Wesley was an important figure to me at a time when I felt excited, scared, adventurous, and doubtful. He read my words, praised me, and called me out. I felt appreciated and challenged by him. He played a major role during my transition from wannabe to writer. He demonstrated empathy and concern, and he inspired so many of us to try harder, to dig deeper, and to feel more.
His life and mine intersected at my crossroads, and that is why I will never forget him.
Rest in peace, Wesley Gibson
I like the way Wesley praised your writing, but also called you out in a gentle way, urging you to do better. It wasn’t harsh or negative. He urged you onward; an important lesson for someone who wants to improve. And he praised you the last time you saw him.
We all felt despair at what we saw happening, but many of us couldn’t believe it would really happen in Nov, 2016. I just heard someone say on NPR today that the beast in the Offal Office has accomplished so much (today is his 500th day in office!) When questioned what has he accomplished, the caller said, “he’s kept his campaign promises.” I thought to myself, “he has undone the careful work of his predecessor…become an untrusted “partner” on the world arena, coarsened public discourse, made it OK to be a bigot. Yup, so much to proud of.
You left unsaid what became of your mentor. We know he is gone, but was it despair over the election, or natural causes?
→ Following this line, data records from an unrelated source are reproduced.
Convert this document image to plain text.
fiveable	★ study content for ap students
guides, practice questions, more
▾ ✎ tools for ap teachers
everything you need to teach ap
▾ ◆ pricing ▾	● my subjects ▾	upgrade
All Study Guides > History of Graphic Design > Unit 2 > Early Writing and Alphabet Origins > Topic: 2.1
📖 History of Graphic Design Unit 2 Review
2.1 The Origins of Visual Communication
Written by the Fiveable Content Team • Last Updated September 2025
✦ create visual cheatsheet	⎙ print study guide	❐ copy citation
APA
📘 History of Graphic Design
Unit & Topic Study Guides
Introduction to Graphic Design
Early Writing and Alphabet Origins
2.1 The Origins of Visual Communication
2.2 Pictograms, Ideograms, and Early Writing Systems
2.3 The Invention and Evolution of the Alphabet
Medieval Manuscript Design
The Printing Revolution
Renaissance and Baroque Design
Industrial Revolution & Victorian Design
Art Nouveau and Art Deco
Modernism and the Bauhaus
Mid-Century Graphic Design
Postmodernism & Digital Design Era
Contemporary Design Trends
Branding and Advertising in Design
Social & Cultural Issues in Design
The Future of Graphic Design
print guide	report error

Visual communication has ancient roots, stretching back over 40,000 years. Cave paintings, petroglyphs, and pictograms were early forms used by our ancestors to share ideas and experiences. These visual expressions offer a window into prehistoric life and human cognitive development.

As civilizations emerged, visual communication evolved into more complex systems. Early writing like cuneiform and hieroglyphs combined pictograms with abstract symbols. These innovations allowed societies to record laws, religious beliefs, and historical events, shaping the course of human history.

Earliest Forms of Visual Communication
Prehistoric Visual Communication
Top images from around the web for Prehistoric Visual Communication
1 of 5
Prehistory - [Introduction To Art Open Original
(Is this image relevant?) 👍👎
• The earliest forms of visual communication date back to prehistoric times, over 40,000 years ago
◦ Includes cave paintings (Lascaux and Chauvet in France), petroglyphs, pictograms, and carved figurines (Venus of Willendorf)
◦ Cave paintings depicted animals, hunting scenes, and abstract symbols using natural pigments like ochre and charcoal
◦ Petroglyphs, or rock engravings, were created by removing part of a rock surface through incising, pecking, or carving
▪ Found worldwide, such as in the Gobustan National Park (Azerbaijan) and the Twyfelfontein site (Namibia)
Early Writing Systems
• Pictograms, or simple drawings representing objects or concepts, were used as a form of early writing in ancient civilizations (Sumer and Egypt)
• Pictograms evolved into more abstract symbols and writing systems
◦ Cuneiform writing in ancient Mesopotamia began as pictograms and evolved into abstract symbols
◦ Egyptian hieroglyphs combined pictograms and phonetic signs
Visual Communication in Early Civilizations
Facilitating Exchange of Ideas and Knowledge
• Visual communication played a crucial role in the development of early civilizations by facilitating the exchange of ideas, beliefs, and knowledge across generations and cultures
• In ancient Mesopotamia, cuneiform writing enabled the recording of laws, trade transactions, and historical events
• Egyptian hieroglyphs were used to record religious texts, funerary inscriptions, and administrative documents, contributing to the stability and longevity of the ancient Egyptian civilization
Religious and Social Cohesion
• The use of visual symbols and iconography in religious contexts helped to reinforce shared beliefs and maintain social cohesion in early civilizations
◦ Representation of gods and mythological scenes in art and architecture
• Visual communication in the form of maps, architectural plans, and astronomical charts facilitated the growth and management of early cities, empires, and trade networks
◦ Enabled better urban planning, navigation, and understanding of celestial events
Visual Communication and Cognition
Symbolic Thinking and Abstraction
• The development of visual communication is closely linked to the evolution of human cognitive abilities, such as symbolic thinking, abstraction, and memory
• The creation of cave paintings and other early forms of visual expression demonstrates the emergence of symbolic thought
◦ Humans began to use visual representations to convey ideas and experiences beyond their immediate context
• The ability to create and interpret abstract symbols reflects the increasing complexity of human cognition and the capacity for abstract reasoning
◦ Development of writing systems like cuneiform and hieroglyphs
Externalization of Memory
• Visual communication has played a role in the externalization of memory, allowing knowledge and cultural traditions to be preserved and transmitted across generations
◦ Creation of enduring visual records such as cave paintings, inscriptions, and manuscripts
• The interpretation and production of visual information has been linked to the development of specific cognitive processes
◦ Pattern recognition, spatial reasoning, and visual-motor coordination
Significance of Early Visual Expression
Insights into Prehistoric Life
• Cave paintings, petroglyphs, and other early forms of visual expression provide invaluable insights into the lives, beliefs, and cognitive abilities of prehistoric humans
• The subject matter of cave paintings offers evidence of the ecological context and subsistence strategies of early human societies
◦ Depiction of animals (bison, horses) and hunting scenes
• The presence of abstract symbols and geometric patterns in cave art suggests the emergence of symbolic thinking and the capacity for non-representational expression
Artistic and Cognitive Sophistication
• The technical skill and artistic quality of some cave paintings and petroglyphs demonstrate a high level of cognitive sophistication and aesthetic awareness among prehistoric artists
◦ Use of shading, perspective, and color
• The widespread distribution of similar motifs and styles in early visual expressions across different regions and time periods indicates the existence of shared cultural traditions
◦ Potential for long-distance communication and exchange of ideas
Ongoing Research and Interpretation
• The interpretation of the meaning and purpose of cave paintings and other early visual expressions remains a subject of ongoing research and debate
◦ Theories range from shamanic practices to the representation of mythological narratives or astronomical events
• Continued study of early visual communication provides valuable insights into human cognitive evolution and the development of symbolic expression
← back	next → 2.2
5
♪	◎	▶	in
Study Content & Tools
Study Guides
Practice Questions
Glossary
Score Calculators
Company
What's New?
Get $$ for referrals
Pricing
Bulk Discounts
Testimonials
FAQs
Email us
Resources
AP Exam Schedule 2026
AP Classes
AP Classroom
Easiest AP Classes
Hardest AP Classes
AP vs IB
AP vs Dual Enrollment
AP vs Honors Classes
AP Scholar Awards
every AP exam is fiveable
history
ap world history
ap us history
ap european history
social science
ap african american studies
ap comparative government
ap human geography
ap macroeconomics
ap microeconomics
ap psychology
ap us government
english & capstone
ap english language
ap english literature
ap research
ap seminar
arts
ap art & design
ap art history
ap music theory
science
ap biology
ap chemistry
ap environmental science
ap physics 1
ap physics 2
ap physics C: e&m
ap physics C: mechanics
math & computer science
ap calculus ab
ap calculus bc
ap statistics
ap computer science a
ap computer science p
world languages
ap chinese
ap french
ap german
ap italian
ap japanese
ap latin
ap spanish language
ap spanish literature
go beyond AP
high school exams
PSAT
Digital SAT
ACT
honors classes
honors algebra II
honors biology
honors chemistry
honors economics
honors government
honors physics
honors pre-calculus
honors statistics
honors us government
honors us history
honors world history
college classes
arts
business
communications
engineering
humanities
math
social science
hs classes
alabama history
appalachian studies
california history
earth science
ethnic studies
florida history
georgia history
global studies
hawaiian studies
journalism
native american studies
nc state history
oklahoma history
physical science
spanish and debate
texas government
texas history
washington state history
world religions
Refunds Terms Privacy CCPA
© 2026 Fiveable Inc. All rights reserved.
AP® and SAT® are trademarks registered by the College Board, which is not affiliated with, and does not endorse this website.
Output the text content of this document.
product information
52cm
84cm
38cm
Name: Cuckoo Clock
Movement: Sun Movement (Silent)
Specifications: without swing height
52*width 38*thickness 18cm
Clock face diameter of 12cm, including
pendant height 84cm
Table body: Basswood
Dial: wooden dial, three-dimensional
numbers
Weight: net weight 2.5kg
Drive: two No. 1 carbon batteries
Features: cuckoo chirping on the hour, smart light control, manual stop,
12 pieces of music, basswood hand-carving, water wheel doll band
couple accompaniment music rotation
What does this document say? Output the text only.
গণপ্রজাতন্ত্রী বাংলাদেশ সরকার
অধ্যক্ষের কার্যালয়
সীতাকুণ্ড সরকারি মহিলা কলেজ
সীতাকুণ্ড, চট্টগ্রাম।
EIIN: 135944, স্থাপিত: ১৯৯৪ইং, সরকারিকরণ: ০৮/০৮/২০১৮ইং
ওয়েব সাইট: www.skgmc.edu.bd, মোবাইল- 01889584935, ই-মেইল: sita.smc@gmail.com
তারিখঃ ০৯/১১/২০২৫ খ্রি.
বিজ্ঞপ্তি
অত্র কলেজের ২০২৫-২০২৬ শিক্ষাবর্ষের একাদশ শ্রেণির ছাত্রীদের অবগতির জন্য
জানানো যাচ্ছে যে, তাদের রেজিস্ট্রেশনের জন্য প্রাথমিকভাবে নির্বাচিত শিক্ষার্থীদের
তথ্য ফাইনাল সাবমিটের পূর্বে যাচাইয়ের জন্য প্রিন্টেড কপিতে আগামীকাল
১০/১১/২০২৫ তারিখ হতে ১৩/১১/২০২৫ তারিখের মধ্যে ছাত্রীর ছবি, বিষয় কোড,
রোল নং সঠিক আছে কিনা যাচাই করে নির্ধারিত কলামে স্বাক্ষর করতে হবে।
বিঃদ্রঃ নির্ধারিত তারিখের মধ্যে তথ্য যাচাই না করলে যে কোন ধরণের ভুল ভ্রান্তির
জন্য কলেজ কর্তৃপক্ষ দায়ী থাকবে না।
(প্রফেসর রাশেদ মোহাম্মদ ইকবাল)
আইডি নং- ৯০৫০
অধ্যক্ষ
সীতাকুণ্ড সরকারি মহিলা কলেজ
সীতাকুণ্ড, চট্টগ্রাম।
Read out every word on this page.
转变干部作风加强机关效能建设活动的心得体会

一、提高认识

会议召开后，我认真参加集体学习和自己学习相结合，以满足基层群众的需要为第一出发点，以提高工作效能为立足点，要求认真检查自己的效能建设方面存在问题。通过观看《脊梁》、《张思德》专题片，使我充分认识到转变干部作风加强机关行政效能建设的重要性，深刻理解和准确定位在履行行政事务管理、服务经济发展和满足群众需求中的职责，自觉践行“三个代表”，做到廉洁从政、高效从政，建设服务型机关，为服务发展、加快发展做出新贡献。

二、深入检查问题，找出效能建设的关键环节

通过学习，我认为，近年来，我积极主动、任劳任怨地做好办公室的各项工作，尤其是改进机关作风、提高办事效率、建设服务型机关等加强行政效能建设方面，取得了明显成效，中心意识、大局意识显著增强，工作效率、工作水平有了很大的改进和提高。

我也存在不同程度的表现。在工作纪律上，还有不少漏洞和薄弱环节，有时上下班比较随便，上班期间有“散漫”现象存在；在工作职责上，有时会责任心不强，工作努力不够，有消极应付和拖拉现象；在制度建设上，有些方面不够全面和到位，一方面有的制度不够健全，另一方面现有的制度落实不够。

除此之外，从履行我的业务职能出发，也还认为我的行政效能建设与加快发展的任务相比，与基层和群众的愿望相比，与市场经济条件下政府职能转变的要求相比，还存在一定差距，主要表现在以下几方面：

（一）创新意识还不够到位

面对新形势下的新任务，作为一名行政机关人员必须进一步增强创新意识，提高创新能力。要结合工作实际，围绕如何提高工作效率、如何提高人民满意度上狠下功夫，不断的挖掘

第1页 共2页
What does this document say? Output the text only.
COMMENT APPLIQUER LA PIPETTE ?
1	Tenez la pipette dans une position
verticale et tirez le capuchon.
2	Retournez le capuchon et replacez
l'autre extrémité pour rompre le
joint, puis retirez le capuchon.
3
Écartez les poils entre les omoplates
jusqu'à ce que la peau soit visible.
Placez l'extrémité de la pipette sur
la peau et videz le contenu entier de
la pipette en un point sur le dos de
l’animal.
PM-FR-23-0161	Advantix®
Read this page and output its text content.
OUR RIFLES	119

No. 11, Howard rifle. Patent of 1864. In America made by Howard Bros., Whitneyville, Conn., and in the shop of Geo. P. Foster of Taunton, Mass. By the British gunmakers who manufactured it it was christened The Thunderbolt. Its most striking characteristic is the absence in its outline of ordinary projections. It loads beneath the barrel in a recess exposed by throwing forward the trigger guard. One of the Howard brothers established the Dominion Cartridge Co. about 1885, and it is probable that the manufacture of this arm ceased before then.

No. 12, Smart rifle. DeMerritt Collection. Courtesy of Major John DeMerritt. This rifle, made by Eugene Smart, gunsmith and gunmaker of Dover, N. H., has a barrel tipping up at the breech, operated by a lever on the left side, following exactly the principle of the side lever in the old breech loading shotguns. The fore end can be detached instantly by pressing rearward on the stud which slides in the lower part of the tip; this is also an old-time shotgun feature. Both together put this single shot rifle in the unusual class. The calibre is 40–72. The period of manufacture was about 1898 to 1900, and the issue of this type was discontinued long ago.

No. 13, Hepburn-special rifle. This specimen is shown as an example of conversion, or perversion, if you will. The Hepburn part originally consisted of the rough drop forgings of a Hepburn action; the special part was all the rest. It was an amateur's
Betsy, at the time, he predicted the unimaginable. What has happened went beyond even his most dire predictions. His despair was palpable. Thanks for your thoughtful comment.
I smiled as read how Wesley both praised and prodded you, like all great teachers bringing out the best in his students without making them emulate him. But my smile faded as I learned his fate. It reminded me of the Don McLean song, Vincent: “This world was never meant for one as beautiful as you.” I feel your loss even though I never met him. He would be pleased by this story, I suspect.
Thank you, John. I hope he would be pleased, but how sad that it needed to be written.
Wonderful story, Risa. Sounds like you were lucky to have that workshop with Wesley. I loved the “lovely” and “beneath you” comments he gave you. How sad that he chose to give up on the world, since as awful as things are right now, we need people like him in the fight to take back our country.
Thanks, Suzy. It is indeed sad that he chose to give up. He is missed by all of us who were fortunate to be his students.
(I know you wrote this back in June, but I just found it). How blessed to have known a man like him, a teacher like him. That “reading in the future” that he wanted, did any of the alumni ever make that happen? Your story honors him, and I believe that he received it somehow. Thank you for sharing.
Johanna, I’ve been to see a number of my classmates read, but I don’t think the alumni pulled it together for a group event. Several of his students have gone on to publish their work, and I like to think he somehow knows.Thanks for your comment.